The headline read, “Johnny Cash rejects John Lennon’s peace message.” “Country star says war is sometimes necessary.” John Lennon read that headline in his London apartment. He was sitting at his piano working on a new song when someone handed him the article. He read it once, then again. His face darkened. Yoko, who was sitting nearby, saw the shift in his expression.

“What is it?” she asked. John handed her the magazine. “Johnny Cash,” he said quietly. “He thinks I am naive. He thinks peace is childish.” Yoko read the article and looked back at John. “He is entitled to his opinion.” John stood up and walked to the window looking out at the gray London sky. “He is telling people that what we are doing is pointless.

That our message does not matter. How can he say that? How can anyone say that trying to save lives is naive?” For the next several weeks, John Lennon could not let it go. In interviews, reporters would ask him about Johnny Cash’s comments. At first, John tried to be diplomatic. “Johnny Cash is a great artist,” he would say, “but we disagree on this fundamental issue.

I believe peace is always possible. He believes war is sometimes necessary. History will judge which of us was right.” But privately, John was hurt. He had grown up idolizing American music. Elvis Presley, Chuck Berry, Little Richard, and Johnny Cash had been part of that pantheon. The man in black, the voice of the downtrodden, the outlaw who sang for prisoners and the forgotten.

How could that man not see that war was the ultimate injustice? In Nashville, Johnny Cash was also being asked about the conflict. Reporters wanted to know if he had a response to John Lennon’s peace movement. Cash’s answers remained consistent. “I am not against peace,” he said. “I am for peace. But I am also for the men and women who put on a uniform and risk their lives because they believe in something greater than themselves.

I will not tell those people that their sacrifice is meaningless. John Lennon has never served his country. He has never stood in the shoes of a soldier. It is easy to sing about peace when you have never had to fight for your freedom. The tension between the two men simmered throughout 1969 and into 1970. They never met. They never spoke.

But, their opposing philosophies played out in the media, in their music, and in the hearts of millions of fans who were forced to choose a side. Are you for peace, or are you for the troops? Are you with John Lennon or Johnny Cash? It was a false choice, but it was the choice the world seemed to demand.
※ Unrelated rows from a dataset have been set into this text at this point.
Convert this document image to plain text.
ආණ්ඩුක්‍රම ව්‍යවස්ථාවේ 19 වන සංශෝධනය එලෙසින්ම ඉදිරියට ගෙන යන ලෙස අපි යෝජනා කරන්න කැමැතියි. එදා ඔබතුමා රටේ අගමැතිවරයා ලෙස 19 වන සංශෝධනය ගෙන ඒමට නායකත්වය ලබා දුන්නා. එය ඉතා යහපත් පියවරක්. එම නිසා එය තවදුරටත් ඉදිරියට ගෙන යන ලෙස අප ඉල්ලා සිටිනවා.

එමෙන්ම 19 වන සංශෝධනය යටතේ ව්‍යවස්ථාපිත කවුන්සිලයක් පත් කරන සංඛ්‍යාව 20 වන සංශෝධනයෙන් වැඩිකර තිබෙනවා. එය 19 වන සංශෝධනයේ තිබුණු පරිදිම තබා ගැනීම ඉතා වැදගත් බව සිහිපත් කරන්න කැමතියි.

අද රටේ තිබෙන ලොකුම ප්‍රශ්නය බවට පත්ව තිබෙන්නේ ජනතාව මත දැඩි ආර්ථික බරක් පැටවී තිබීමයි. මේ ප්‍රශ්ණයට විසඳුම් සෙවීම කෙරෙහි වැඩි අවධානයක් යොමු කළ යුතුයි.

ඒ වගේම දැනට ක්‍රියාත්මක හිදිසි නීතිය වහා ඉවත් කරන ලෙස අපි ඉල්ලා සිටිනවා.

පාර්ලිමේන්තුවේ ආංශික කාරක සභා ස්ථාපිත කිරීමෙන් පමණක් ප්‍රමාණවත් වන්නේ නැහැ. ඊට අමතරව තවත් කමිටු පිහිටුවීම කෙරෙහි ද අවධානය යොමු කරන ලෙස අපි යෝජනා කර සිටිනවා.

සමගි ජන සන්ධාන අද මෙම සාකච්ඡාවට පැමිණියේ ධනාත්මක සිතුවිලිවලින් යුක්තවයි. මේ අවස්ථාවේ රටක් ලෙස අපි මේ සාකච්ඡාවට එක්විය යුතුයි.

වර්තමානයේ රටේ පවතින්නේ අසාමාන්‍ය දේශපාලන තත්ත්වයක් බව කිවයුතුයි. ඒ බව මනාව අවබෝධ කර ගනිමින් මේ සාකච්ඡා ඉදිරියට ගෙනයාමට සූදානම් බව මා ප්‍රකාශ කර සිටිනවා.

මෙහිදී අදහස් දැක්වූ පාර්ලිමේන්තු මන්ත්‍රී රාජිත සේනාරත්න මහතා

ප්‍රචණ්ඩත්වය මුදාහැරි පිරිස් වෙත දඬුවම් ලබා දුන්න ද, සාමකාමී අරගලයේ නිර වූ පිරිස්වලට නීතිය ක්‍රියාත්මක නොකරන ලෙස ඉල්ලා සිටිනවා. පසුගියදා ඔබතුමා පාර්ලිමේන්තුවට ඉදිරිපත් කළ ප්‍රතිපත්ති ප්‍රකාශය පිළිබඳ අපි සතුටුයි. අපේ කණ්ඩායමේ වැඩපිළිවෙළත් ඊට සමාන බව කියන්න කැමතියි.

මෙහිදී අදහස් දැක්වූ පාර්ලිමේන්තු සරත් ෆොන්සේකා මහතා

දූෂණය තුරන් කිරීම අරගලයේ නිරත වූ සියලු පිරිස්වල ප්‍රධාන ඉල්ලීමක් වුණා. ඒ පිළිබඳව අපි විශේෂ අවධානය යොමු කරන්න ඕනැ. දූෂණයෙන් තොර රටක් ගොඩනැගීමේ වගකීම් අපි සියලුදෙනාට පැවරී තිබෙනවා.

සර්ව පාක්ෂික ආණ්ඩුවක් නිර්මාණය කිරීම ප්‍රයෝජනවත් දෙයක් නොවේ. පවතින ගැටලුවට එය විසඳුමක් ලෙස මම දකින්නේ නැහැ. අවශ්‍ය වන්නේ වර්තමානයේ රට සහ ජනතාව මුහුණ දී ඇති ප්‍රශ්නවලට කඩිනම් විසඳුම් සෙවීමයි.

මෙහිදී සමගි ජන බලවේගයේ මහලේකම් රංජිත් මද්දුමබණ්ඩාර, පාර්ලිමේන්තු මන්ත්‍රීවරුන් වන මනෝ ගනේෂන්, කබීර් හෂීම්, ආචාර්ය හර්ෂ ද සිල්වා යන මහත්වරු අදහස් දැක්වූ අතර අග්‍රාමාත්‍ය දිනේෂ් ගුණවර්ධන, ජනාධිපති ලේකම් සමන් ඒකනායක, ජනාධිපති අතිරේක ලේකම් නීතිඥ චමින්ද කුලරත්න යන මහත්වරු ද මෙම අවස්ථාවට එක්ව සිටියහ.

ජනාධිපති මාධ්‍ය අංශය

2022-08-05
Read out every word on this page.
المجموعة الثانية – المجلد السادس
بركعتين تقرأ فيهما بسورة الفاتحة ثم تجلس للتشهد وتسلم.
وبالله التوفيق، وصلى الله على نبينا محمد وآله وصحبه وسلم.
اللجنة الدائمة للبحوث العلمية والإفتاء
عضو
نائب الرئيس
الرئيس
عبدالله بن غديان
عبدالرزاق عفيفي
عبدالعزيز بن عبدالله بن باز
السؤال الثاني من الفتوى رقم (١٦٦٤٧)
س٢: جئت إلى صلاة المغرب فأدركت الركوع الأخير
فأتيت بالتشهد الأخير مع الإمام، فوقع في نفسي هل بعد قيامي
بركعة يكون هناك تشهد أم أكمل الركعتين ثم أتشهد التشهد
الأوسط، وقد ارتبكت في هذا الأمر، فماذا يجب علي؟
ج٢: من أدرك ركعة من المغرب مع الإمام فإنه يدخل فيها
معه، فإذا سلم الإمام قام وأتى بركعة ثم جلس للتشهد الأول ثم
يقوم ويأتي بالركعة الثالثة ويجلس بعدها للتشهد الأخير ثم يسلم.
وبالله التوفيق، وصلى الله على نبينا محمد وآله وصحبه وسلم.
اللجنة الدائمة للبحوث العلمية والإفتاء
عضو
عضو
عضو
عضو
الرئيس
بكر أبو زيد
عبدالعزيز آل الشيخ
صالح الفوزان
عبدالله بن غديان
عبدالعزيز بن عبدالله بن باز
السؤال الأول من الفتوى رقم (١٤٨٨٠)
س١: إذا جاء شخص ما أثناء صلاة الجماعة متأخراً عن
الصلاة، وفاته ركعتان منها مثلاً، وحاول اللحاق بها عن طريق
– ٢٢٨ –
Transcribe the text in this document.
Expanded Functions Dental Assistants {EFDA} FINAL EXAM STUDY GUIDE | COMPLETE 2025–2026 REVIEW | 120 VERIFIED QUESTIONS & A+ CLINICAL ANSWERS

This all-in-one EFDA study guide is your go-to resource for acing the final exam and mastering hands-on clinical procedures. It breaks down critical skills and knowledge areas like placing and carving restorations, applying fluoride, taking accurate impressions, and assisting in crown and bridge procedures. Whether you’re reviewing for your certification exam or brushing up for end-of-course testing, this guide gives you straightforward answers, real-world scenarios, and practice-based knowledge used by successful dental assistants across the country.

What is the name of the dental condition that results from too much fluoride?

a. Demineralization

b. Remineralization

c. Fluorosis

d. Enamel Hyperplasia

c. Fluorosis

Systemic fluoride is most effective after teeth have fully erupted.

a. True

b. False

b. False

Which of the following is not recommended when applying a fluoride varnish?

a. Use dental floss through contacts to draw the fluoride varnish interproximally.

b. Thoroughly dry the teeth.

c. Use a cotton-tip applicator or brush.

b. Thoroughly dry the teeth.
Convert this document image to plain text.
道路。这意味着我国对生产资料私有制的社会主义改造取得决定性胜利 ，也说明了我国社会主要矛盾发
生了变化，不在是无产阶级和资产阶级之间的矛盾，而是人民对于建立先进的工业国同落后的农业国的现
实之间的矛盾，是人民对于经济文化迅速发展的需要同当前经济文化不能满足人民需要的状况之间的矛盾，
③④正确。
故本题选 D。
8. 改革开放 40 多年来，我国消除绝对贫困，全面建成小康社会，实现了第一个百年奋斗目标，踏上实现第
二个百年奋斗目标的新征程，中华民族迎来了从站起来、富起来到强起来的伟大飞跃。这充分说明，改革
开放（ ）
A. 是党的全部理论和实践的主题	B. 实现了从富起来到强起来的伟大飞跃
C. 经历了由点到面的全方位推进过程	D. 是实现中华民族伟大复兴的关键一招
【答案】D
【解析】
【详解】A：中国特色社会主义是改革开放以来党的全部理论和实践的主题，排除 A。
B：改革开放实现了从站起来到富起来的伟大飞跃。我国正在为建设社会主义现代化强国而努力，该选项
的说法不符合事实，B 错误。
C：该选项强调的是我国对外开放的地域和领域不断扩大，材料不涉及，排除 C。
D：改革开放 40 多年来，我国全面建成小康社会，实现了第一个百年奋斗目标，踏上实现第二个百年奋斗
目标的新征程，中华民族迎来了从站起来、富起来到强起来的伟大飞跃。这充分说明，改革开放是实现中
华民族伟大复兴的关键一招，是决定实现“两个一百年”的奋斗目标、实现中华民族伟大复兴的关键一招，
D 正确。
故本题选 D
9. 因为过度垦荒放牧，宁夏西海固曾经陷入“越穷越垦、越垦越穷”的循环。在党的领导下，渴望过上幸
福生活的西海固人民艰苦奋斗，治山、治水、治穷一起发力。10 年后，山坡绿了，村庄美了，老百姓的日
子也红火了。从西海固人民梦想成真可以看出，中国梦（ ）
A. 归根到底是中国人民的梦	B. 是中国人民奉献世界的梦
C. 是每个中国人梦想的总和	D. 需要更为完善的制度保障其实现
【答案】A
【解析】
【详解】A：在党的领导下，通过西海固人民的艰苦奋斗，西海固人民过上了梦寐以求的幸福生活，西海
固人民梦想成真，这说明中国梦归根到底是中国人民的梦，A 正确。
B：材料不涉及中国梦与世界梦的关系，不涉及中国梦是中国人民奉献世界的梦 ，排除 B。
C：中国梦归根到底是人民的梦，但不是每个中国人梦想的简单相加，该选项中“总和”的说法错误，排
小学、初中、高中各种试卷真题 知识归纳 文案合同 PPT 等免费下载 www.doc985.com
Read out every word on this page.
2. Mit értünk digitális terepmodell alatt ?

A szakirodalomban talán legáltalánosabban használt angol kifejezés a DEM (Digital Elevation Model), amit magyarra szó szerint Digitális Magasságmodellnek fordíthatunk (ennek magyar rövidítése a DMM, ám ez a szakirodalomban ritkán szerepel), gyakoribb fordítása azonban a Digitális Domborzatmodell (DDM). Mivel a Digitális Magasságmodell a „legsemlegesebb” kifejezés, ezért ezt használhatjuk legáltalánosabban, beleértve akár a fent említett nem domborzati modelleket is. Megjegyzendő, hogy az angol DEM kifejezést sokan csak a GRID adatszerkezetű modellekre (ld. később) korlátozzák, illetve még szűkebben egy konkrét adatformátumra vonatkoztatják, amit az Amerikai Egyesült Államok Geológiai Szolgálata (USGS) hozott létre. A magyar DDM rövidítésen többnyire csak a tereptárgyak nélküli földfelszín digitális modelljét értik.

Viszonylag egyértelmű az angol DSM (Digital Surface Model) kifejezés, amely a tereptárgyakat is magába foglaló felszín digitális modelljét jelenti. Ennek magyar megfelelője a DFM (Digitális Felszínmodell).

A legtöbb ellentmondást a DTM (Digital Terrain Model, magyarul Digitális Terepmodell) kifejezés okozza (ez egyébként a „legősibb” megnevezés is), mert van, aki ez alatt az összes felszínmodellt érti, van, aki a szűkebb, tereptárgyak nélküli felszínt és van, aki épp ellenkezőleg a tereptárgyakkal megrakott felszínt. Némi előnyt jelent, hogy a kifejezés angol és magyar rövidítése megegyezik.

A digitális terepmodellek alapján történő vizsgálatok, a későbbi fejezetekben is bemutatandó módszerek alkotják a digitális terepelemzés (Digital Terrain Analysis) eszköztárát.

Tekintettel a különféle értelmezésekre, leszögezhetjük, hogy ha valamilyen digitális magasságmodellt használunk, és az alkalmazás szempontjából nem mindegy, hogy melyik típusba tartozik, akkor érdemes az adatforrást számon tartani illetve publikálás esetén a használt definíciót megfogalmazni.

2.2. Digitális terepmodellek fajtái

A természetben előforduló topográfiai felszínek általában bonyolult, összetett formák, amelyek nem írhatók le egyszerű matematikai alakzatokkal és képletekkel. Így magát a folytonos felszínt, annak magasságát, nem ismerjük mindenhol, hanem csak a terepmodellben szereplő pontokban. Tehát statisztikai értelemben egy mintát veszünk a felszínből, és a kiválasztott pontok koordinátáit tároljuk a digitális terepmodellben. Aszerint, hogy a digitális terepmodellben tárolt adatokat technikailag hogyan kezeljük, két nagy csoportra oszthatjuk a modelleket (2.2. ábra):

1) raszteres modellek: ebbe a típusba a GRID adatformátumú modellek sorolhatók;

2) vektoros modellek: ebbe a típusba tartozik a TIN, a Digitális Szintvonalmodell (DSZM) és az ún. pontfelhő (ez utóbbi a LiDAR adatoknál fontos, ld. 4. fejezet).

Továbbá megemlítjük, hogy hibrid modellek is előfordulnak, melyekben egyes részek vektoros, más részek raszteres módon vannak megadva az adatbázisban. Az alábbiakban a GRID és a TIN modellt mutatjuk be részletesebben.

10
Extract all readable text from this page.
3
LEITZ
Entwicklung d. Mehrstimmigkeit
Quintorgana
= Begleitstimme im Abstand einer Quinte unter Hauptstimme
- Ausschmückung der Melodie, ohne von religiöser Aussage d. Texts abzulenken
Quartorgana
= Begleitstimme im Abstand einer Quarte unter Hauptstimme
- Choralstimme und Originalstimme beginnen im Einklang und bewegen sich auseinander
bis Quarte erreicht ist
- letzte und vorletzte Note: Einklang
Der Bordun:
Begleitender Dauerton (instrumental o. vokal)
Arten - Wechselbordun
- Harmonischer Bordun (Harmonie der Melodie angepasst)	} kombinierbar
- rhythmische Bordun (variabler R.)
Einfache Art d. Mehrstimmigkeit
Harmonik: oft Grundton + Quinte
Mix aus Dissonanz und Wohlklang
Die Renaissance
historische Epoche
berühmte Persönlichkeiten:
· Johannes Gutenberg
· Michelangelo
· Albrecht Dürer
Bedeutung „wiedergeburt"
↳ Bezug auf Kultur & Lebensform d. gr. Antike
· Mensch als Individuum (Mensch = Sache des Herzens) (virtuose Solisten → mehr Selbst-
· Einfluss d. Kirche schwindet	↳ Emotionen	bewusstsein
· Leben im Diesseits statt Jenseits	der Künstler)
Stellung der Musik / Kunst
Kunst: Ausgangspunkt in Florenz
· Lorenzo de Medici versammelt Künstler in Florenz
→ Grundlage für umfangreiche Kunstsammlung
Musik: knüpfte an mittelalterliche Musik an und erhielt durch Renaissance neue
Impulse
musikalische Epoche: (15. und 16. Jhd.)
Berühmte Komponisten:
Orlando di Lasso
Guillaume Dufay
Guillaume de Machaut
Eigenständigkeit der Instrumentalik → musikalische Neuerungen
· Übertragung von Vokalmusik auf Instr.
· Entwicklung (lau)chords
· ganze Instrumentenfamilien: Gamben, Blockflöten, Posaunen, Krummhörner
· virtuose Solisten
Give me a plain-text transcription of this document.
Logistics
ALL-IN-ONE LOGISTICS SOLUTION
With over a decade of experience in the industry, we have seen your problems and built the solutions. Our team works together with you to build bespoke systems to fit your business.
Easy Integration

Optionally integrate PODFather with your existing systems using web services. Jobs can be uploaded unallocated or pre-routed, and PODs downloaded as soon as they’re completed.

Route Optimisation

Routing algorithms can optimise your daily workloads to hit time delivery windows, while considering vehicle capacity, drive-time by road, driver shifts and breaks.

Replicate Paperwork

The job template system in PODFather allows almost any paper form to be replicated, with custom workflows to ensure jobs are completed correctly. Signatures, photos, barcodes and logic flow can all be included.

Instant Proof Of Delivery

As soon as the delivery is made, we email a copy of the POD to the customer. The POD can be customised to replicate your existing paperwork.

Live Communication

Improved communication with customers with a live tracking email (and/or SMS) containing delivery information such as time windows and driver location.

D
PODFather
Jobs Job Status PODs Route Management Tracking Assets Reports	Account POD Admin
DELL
Then, in 1970, something happened that brought the conflict into sharper focus. The Kent State shootings. On May 4th, 1970, National Guard troops opened fire on unarmed student protesters at Kent State University in Ohio. Four students were killed. Nine were wounded. The images of young people lying bleeding on the campus shocked the world.

John Lennon was devastated. He immediately wrote a song in response. The lyrics were raw and angry. They sang of murdered innocence, of a government that killed its own children. “This is what I have been trying to tell people,” John said in an interview days after the shooting. “This is what happens when we glorify violence, when we tell young men that war is noble.

They learn to kill, and eventually they kill us.” Johnny Cash heard about the Kent State shootings while on tour. He was in his dressing room preparing for a show when someone told him the news. Cash sat down heavily, his face pale. He did not speak for a long time. Then he said, “Cancel the show.” His manager protested, “Johnny, we have 10,000 people waiting out there.